The oribatid mite communities of the four forest types within the investigated regions were more similar to each other than among regions. This points to the importance of regional factors, such as temperature, precipitation and parent rock, being more important as structuring forces for oribatid mite communities than forest types. Studying oribatid mite assemblages in forests of different harvesting regimes at local and regional scales Déchenê and Buddle (2009) also suggested regional factors to be superior to local factors.

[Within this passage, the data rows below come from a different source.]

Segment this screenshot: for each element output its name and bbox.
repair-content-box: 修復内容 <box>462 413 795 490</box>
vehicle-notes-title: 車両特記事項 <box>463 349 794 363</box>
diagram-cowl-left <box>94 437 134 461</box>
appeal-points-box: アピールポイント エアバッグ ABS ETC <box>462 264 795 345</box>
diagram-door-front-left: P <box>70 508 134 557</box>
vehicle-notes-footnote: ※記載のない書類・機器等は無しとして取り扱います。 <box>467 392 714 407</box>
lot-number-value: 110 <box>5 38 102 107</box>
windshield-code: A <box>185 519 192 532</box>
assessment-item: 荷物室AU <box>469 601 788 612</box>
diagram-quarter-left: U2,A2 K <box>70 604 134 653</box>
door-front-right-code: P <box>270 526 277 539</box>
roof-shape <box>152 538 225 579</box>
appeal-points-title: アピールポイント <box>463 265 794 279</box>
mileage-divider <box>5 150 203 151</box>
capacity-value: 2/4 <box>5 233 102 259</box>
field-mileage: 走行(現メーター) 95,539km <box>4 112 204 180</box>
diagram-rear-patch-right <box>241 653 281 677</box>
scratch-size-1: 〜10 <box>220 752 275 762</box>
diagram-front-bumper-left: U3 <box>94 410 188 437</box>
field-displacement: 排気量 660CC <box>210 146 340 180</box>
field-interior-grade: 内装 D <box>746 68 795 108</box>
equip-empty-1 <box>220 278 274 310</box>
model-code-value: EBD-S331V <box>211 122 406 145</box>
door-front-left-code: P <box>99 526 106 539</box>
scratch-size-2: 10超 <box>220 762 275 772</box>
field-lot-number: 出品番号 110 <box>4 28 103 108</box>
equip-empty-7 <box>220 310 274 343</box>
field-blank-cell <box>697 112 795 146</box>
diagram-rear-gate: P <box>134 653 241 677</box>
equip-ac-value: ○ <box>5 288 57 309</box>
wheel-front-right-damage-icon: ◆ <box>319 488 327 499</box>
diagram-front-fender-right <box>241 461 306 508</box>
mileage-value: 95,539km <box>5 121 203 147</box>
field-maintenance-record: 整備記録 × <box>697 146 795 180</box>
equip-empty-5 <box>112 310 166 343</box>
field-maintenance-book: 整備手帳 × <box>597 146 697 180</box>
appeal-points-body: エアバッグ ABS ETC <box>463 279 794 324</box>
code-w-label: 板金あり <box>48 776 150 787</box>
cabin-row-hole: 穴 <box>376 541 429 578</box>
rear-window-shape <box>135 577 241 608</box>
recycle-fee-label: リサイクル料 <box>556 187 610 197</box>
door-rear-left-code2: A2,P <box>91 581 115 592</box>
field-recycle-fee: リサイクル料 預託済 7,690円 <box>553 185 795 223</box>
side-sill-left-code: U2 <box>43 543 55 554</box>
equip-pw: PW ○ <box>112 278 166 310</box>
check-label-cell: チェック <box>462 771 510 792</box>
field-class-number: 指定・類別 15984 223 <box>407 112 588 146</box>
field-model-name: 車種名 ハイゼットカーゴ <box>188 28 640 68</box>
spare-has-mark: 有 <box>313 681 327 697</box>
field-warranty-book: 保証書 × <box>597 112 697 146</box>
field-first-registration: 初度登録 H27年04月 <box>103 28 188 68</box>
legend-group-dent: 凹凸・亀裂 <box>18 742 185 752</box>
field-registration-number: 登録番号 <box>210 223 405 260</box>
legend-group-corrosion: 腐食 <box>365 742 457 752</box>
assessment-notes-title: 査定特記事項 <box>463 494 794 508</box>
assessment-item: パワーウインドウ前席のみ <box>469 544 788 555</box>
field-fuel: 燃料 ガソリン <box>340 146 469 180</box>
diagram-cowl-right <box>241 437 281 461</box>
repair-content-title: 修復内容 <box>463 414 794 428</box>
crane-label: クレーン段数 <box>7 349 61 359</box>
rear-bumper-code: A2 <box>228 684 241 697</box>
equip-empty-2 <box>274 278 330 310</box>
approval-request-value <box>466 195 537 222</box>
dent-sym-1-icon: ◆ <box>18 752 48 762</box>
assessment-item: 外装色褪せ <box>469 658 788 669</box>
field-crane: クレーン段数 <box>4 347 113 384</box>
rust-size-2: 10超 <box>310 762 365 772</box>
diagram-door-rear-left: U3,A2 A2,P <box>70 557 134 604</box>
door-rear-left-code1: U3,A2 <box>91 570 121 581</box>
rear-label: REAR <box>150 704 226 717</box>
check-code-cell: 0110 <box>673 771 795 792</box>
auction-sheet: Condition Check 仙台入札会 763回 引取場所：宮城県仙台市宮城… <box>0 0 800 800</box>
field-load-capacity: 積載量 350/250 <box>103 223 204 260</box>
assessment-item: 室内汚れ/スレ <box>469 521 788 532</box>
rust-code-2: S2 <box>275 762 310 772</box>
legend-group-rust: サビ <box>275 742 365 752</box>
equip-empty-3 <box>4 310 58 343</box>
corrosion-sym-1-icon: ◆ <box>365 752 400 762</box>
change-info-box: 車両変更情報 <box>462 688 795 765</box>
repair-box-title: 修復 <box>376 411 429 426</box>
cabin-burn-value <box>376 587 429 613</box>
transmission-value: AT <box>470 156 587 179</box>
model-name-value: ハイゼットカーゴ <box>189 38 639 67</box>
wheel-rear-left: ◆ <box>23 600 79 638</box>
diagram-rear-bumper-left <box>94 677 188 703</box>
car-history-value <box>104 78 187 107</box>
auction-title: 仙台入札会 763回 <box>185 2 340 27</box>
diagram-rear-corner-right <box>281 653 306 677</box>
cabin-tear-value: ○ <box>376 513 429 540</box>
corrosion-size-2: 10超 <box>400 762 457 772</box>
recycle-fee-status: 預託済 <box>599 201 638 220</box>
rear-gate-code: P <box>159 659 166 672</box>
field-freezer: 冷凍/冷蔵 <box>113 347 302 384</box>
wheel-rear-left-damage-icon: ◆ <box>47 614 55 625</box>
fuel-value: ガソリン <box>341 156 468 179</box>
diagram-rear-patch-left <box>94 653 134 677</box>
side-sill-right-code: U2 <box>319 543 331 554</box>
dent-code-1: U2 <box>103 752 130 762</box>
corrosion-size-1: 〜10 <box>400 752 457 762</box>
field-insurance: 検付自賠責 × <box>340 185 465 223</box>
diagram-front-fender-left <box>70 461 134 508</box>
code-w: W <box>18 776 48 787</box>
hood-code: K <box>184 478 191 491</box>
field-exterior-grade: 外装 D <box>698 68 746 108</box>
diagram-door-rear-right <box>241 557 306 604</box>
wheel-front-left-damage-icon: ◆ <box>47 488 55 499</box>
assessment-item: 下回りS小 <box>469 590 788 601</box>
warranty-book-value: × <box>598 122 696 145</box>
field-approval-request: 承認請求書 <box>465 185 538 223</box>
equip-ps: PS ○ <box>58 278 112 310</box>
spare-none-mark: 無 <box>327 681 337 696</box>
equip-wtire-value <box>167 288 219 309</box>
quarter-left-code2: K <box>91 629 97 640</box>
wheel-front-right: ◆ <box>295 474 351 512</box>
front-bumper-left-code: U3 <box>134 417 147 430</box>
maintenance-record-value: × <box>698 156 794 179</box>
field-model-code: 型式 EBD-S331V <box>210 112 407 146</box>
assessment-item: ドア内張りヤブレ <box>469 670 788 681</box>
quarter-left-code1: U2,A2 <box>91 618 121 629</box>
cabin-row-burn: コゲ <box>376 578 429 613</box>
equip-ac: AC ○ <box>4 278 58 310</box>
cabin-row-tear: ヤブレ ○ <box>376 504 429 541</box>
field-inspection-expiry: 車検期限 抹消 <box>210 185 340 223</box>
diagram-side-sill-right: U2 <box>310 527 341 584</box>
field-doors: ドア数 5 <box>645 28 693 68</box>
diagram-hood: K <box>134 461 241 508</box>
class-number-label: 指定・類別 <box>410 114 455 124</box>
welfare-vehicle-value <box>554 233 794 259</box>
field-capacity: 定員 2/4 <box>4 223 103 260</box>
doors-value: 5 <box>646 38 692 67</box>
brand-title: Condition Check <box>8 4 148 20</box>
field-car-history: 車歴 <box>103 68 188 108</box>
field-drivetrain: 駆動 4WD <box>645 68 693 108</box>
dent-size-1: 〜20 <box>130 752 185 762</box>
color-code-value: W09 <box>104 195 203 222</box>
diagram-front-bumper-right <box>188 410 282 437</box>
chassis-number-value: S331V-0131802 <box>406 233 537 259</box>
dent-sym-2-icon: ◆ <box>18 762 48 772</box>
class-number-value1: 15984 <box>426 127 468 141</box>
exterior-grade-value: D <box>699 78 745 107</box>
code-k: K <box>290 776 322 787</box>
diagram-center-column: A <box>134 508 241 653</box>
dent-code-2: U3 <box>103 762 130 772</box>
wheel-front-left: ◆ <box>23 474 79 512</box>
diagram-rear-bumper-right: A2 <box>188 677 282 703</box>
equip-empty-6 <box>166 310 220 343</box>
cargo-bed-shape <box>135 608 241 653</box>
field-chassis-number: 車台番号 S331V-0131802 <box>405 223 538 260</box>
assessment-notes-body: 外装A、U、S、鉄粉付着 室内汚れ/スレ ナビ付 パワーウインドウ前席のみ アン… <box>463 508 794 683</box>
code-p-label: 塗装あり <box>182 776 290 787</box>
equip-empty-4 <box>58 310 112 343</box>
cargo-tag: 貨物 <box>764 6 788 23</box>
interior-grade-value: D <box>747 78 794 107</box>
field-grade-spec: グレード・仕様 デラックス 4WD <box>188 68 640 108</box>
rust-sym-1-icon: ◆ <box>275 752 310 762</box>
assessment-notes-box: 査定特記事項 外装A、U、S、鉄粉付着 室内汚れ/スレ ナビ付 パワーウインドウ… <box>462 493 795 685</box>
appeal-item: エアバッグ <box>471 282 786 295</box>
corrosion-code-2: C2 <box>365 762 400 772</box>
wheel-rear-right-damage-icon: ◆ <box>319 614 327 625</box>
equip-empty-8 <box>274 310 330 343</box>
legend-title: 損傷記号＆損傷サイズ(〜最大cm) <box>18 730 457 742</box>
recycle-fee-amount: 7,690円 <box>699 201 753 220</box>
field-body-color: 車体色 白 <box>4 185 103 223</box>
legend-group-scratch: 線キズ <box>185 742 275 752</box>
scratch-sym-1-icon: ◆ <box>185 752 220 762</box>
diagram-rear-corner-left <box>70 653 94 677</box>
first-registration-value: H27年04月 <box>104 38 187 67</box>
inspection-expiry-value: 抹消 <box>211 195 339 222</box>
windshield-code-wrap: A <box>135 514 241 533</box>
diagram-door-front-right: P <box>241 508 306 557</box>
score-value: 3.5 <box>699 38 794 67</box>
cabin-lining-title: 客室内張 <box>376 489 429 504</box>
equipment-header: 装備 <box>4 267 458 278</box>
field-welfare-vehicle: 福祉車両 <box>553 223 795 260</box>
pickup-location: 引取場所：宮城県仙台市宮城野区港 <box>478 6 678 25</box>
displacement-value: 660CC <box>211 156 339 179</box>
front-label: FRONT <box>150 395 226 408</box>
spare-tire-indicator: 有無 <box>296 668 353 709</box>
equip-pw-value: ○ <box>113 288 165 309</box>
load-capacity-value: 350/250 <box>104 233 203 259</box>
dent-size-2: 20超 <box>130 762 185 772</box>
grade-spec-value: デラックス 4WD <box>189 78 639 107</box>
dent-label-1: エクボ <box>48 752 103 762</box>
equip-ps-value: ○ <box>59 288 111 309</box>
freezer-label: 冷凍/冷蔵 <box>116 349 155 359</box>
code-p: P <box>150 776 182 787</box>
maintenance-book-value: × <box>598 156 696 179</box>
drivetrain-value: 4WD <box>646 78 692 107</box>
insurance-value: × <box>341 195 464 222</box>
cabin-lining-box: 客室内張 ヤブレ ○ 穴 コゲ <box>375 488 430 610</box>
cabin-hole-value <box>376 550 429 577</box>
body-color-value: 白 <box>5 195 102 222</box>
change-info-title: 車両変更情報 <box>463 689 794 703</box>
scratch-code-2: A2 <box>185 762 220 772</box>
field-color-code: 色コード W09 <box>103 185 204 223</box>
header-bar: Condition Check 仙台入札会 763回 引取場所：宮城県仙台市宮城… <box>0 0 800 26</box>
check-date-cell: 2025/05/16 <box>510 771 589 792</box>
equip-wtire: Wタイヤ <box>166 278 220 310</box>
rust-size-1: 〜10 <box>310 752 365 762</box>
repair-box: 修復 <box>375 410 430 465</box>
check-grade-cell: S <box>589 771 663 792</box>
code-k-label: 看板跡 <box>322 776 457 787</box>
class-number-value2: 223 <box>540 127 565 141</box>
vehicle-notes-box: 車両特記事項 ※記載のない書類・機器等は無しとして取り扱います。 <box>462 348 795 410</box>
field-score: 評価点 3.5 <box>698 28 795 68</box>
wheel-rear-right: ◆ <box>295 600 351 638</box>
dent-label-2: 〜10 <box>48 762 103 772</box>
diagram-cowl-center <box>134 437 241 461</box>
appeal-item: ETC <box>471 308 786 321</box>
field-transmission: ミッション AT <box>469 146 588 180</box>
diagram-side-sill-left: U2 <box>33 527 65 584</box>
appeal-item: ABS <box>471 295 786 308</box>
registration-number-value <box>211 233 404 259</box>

As indicated by CCA soil acidity was the most important environmental factor for oribatid mite communities. However, soil acidity unlikely affects oribatid mite communities directly since most oribatid mite species tolerate even very acidic conditions (Hagvar 1990). Rather, as discussed above, soil pH affects colonization of the forests by soil macro-decomposers and this affects oribatid mites via changes in the thickness of the litter layer. Further, soil pH affects soil microorganisms (Baath and Anderson 2003; Dequiedt et al. 2011) which also is likely to affect oribatid mites.

Conclusions

Overall, oribatid mite density varied significantly with forest type, whereas the diversity and community structure of oribatid mites was little affected. The most important factor for oribatid mite density was mass of litter layer being at a maximum in coniferous forests and at a minimum in old-growth natural beech forests. This indicates that forest types changing the thickness of the litter layer and strongly affect oribatid mite densities. Among abiotic factors, soil acidity strongly affects oribatid mite community structure but this likely is due to indirect effects via affecting macro-decomposers, in particular earthworms, which detrimentally affect oribatid mites via bioturbation i.e., by reducing the thickness of organic layers and by mixing litter and mineral soil. Generally, variations in oribatid mite community structure were more pronounced at the regional scale (among the three regions), than at the local scale among forest types (within the regions).